In my heart I would like to be a locavore purist, eating food grown or raised within a 500-mile radius of my house. When I read about Broadway East, a restaurant opening this fall in New York City that is going to serve three locavore squares a day, I applauded. I believe in local food, slow food, and every other kind of "food" movement that supports local farmers and sustainable agriculture. I pledge allegiance to Alice Waters every day. But what's a localist to do when the cherries taste better from Washington, 3,000 miles away from where this local yokel calls home?
All summer, I have been eating local cherries sold at both my local farmers' market and at Whole Foods, and though every once in a while I hit a vein of firm, sweet cherries, more often than not I'm left holding the bag (of cherries, that is) because the cherries weren't good enough to finish. So I am forced by my obsessive, compulsive search for the perfect bite to buy Washington state cherries at my local supermarkets and to even have them air-lifted to me at some justifiably inflated cost. And those cherries grown oh so far away are invariably better—firmer, sweeter, and tastier.
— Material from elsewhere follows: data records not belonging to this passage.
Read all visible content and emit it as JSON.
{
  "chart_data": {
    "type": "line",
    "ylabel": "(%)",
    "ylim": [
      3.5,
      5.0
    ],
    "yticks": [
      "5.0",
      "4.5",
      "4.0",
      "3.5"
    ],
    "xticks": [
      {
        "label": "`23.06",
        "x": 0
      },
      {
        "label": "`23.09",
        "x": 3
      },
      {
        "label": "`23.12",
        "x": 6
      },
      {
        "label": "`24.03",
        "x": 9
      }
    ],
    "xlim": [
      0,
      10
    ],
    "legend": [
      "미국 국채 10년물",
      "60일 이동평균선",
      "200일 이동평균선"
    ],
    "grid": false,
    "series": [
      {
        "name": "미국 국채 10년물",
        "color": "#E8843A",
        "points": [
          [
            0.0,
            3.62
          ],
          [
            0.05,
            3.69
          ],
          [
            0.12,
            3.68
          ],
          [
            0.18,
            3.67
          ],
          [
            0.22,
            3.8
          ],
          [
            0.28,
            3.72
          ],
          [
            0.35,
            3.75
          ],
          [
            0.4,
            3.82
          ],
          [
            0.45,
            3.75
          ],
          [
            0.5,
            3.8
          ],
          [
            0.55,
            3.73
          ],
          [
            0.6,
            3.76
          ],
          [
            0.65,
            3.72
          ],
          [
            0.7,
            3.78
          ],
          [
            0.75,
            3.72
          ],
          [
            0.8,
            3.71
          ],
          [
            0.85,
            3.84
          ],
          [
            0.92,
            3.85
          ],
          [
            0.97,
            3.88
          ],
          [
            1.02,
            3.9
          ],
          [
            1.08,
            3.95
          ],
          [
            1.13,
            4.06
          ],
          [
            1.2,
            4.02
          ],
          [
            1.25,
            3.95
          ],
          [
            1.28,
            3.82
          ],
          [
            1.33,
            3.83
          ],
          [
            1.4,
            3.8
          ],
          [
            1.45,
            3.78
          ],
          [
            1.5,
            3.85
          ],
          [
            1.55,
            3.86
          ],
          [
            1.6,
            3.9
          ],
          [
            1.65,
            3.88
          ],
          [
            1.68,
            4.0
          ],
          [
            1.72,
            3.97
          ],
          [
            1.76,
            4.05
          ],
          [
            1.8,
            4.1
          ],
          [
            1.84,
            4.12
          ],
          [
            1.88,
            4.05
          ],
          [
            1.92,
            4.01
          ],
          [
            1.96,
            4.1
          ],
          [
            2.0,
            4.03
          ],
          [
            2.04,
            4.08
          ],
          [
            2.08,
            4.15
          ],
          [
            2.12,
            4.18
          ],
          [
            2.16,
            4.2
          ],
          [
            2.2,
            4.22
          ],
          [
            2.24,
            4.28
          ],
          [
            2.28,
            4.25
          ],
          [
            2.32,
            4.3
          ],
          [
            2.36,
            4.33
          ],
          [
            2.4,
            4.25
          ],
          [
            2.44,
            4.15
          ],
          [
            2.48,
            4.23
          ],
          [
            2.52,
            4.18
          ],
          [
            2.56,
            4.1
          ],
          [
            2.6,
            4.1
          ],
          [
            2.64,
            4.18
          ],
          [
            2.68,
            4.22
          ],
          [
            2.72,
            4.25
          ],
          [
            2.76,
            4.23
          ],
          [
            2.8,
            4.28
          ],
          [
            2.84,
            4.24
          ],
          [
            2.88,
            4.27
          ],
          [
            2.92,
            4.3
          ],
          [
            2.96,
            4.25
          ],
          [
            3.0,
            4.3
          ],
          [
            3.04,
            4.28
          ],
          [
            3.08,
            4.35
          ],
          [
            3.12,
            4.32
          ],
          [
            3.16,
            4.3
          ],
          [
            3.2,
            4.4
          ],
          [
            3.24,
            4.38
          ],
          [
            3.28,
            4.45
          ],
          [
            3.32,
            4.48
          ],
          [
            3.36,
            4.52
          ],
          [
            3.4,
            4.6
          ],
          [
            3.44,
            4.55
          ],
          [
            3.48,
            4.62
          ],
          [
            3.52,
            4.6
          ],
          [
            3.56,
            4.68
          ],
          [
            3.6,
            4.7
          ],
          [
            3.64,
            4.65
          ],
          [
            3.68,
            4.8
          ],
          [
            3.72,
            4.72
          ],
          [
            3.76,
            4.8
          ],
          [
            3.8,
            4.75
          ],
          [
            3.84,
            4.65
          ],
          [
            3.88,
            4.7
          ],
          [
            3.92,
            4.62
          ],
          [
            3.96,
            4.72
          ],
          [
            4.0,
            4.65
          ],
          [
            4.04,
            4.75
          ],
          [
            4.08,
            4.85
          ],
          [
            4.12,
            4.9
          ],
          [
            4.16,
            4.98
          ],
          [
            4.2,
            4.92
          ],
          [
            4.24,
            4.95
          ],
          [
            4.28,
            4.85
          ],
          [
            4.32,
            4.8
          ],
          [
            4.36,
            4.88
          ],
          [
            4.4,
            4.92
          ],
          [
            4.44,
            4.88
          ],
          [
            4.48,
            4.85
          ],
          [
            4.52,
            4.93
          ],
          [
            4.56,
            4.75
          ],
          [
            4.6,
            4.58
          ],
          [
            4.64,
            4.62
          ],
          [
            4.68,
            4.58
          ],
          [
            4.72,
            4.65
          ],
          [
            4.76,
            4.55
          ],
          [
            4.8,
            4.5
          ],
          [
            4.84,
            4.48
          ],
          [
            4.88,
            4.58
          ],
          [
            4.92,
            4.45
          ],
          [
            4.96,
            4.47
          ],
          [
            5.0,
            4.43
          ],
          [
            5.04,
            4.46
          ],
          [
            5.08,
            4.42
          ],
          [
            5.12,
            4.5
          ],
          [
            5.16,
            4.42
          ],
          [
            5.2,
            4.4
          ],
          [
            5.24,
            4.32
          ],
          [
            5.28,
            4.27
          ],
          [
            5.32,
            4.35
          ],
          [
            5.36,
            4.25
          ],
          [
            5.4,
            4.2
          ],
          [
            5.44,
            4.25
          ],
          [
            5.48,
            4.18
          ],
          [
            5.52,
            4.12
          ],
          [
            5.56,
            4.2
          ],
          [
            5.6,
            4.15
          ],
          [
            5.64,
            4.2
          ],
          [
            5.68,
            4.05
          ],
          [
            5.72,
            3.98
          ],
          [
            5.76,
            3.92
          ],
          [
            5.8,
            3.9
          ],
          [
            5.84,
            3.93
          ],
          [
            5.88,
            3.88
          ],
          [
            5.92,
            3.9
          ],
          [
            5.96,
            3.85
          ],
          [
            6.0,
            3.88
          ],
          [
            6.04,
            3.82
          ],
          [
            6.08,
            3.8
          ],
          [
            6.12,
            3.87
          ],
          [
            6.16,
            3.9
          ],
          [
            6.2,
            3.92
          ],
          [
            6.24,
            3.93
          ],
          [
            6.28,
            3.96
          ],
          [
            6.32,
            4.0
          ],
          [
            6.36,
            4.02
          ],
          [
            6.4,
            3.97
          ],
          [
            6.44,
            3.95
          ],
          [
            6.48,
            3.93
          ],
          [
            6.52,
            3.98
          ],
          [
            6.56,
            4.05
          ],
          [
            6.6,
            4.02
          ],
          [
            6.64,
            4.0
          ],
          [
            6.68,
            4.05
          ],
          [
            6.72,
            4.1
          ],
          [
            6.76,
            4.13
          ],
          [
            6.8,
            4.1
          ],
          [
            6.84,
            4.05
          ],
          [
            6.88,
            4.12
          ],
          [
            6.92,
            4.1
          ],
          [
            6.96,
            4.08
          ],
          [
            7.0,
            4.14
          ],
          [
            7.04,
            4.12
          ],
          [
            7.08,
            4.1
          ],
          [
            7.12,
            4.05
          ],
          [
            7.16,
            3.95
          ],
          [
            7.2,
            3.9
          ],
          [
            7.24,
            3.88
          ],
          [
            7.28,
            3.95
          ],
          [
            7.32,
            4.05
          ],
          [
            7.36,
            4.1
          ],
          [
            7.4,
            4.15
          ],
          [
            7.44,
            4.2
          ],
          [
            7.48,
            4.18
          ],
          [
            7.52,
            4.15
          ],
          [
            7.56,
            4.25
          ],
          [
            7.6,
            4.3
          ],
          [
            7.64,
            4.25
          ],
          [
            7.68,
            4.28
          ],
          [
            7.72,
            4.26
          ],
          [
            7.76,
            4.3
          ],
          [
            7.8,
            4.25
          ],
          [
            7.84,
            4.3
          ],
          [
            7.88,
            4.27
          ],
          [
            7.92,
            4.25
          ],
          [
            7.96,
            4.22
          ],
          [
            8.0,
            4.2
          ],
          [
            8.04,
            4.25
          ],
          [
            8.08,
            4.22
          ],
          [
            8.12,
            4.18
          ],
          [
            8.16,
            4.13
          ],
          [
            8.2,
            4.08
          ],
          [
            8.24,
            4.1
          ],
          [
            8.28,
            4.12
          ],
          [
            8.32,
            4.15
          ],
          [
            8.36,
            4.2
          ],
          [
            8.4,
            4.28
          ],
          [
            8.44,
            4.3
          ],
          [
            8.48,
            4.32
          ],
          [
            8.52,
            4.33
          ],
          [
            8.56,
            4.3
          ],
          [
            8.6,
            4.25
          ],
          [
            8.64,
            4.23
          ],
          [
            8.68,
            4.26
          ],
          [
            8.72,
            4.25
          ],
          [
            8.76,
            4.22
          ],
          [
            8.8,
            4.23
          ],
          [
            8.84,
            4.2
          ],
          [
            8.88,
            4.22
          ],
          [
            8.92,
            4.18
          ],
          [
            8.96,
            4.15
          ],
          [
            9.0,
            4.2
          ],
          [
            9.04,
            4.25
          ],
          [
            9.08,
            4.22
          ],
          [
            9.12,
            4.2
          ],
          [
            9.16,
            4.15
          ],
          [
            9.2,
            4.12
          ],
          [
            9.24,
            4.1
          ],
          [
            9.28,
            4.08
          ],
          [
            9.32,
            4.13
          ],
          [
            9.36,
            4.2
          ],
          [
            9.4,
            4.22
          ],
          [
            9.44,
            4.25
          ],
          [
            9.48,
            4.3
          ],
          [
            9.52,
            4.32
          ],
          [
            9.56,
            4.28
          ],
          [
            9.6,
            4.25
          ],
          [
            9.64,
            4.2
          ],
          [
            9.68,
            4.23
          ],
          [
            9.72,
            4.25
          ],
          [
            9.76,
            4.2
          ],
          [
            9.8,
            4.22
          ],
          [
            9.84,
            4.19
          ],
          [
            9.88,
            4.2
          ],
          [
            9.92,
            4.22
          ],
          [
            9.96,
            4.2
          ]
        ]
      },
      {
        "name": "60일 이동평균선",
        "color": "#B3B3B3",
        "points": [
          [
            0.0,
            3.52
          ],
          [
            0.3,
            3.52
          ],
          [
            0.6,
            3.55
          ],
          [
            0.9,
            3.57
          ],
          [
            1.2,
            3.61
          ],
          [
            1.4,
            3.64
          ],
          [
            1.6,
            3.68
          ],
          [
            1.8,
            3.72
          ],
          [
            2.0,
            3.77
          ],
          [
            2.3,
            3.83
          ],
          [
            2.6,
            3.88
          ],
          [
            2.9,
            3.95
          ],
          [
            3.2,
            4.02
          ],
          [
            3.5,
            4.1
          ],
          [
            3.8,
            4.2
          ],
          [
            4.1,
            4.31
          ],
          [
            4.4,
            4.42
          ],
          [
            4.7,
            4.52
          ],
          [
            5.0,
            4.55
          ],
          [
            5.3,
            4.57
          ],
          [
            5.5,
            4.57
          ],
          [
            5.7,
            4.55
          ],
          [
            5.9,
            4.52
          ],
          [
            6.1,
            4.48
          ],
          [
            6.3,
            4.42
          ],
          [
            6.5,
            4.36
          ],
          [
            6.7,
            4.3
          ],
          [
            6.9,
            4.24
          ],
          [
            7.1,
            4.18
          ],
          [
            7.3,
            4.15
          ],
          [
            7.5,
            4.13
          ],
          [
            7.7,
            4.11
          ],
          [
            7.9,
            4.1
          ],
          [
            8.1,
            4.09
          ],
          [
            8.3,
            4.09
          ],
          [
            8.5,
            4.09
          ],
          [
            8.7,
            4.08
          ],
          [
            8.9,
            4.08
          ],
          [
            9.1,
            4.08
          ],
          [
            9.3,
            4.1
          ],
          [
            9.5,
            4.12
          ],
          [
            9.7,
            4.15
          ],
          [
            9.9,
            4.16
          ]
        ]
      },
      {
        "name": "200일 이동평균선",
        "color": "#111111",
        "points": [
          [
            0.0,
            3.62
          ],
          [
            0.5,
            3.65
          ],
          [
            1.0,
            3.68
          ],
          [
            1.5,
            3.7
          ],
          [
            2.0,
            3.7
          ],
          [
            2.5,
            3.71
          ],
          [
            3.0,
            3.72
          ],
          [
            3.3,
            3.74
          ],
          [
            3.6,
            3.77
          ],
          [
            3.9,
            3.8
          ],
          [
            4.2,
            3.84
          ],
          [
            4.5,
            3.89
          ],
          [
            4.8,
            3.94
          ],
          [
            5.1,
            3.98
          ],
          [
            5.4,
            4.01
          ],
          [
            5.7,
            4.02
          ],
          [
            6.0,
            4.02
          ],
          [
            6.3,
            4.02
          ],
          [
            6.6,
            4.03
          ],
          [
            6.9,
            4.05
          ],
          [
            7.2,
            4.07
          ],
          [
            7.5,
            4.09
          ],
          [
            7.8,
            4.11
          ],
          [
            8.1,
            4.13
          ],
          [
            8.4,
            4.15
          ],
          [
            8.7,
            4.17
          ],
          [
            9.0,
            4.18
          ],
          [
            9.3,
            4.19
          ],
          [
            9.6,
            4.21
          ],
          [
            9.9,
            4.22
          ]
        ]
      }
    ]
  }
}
I have talked to farmers in New York state and in California about this issue. I have spent days on both coasts in the company of these farmers in their fields and orchards and at farmers' markets. My conclusion: Local does not trump nature and science. The best peach growers and cherry growers in California, for example, use sophisticated farming and irrigation techniques to produce cherries, peaches, and nectarines that just taste better. That superior taste is also a result of the climatic conditions they deal with. For example, Ron Mansfield of Gold Bud Farms combines his degree from the University of California Cooperative Extension and the requisite amount of sun, water, and cool nights to grow peaches that are far superior to anything you can get in Georgia, New Jersey, Texas, or any other state that proclaims peach superiority.
Conversely, Jim Kent at Locust Grove Farm in Milton, New York, grows apples on the land that six generations of his family have tilled that are so good they put any apple I have eaten in California to shame. And I have eaten New Jersey strawberries from Tim Stark's Eckerton Hill Farms in a restaurant with Alice Waters that had her swooning with delight. After she could swoon no more, she said, "We just can't get strawberries this good in California."
So I still pledge allegiance to Waters, localism, slow food, and sustainable agriculture, while at the same time recognizing that sometimes things just taste better grown in one region rather than another. Jim Kent explained this phenomenon this way: "As farmers, we can only work with what God gives us." That makes Jim not a religious man but a realist.